Страх пересилил ярость. Круто развернувшись, грудью расхлестывая овес, бросился медведь к лесу. Прыгал он как-то неловко, боком — мешал, видно, обрубок троса на ноге. Трос этот цеплялся, растягивался, свивался, настегивая мишку по боку и брюху. За зверем оставался заметный след, сбитая с овсов роса оседала позади серебристой пылью.
Полоснул дуплет Акинфия.
Медведь, ошалело рявкая и смешно взбрыкивая задом, наддал ходу. Он, как снаряд, разметал молоденький густой ельник, росший вдоль опушки, и скрылся из виду.
В бору еще долго кричали испуганные птицы и слышался треск сухого валежника.
Люди вспомнили про Брошку, когда кругом все стихло. Тот сидел на земле и дрожащими пальцами скручивал цигарку.
Некоторое время все напряженно молчали. После как-то нелепо и глупо закричал Акинфий:
— Ты с чего это, а?.. Ты откуда здесь выискался?
— Да вот, силки на рябков пошел проведать… — невинно отозвался Ерошка.
РЕДКОСТНЫЙ СНИМОК
— По профессии я, можно сказать, строитель… заведую в одном СМУ отделом кадров. Штаны, одним словом, протираю в конторе. И для меня, конторского служащего, вырваться на природу, стряхнуть, как говорится, пыль с ушей многое значит. Всю, считай, неделю трублю ради этого.

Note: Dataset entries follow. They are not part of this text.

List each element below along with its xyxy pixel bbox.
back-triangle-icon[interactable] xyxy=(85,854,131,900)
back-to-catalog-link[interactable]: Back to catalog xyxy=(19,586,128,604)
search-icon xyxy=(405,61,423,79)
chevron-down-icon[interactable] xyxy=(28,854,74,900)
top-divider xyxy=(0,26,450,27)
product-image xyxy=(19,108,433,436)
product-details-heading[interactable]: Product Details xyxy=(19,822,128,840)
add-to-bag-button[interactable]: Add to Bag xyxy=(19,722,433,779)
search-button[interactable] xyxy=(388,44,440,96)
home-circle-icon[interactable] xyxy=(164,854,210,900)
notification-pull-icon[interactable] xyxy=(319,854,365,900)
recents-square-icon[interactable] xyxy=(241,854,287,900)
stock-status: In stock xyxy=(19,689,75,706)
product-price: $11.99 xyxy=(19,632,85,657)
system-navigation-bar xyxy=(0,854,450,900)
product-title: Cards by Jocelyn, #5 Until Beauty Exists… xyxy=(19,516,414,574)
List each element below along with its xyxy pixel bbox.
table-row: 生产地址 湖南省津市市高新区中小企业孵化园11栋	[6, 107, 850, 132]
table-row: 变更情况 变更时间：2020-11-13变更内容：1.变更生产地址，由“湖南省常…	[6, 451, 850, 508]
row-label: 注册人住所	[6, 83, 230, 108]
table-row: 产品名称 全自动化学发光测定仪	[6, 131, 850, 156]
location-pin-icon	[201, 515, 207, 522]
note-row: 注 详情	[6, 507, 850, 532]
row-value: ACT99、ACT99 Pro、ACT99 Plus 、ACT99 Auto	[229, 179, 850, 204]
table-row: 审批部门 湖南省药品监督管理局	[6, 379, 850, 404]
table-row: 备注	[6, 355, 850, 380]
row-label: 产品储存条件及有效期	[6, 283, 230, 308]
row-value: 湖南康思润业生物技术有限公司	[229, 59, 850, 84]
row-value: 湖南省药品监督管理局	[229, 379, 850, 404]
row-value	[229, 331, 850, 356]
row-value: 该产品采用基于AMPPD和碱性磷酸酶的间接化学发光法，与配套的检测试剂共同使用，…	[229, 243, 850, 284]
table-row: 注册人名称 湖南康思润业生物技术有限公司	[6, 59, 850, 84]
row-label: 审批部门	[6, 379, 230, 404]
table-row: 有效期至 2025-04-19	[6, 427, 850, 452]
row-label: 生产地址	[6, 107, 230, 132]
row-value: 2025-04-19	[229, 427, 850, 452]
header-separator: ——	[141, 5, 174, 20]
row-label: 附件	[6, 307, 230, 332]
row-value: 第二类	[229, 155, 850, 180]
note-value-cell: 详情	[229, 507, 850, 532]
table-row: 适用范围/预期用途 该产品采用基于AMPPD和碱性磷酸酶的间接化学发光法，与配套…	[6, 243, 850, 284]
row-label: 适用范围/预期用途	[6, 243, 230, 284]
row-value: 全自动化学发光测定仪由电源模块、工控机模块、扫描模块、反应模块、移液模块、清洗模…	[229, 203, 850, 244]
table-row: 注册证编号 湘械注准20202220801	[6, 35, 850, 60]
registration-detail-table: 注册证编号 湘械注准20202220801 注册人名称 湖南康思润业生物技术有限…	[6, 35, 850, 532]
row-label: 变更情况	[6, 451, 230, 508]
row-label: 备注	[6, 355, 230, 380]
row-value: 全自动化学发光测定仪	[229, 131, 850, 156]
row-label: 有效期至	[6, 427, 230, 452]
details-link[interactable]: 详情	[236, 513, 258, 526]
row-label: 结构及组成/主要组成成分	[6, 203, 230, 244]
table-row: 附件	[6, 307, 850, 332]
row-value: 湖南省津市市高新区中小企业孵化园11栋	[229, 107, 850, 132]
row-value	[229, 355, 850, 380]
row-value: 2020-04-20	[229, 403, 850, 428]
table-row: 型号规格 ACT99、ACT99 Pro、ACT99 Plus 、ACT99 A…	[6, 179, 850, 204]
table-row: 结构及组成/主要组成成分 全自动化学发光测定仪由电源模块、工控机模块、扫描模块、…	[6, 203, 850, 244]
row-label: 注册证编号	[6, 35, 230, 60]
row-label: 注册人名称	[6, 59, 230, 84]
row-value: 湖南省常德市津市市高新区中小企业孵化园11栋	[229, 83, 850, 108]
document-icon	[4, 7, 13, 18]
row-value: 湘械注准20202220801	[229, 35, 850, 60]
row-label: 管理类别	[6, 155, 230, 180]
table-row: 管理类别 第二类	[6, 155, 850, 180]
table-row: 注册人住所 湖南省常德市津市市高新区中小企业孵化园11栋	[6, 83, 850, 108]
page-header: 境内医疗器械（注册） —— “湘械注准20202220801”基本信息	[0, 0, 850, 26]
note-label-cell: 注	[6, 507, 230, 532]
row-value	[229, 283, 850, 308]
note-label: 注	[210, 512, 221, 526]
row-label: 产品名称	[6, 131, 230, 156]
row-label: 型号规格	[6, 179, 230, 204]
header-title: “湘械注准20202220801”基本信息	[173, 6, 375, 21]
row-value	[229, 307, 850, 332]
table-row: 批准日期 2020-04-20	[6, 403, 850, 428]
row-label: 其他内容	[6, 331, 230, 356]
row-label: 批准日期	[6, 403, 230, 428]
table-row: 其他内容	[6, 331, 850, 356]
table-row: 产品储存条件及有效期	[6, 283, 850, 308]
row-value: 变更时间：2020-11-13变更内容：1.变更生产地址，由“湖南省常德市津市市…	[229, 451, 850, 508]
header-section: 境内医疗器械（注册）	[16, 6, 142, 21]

Он подсел ко мне в вагоне электрички, этакий неуемный, напористый балагур, упитанного крупного телосложения, этакий шумный подвижный вулкан-человек, взбудораженный скорым свиданием с природой. Был он в поношенном, потертом, но все еще крепком офицерском кителе, с аккуратно споротыми нашивками на рукавах и петличками для погон. Военная одежда крепкая, сносу ей нет. Китель он натянул на толстый спортивный костюм голубого цвета, хоть и тепло было — сентябрь стоял по-летнему солнечный, жаркий. Широкую, выпуклую грудь его пересекал наискось ремешок фотоаппарата. Ноги обуты в кеды, на коленях, под толстыми, короткопалыми ручищами, впору которыми бревна ворочать, вместительная плетеная корзина под грибки. За спиной — большой, туго набитый рюкзак, который он не снимал почему-то, наслаждался, должно быть, редким для него удовольствием, ощущением на плечах тяжести.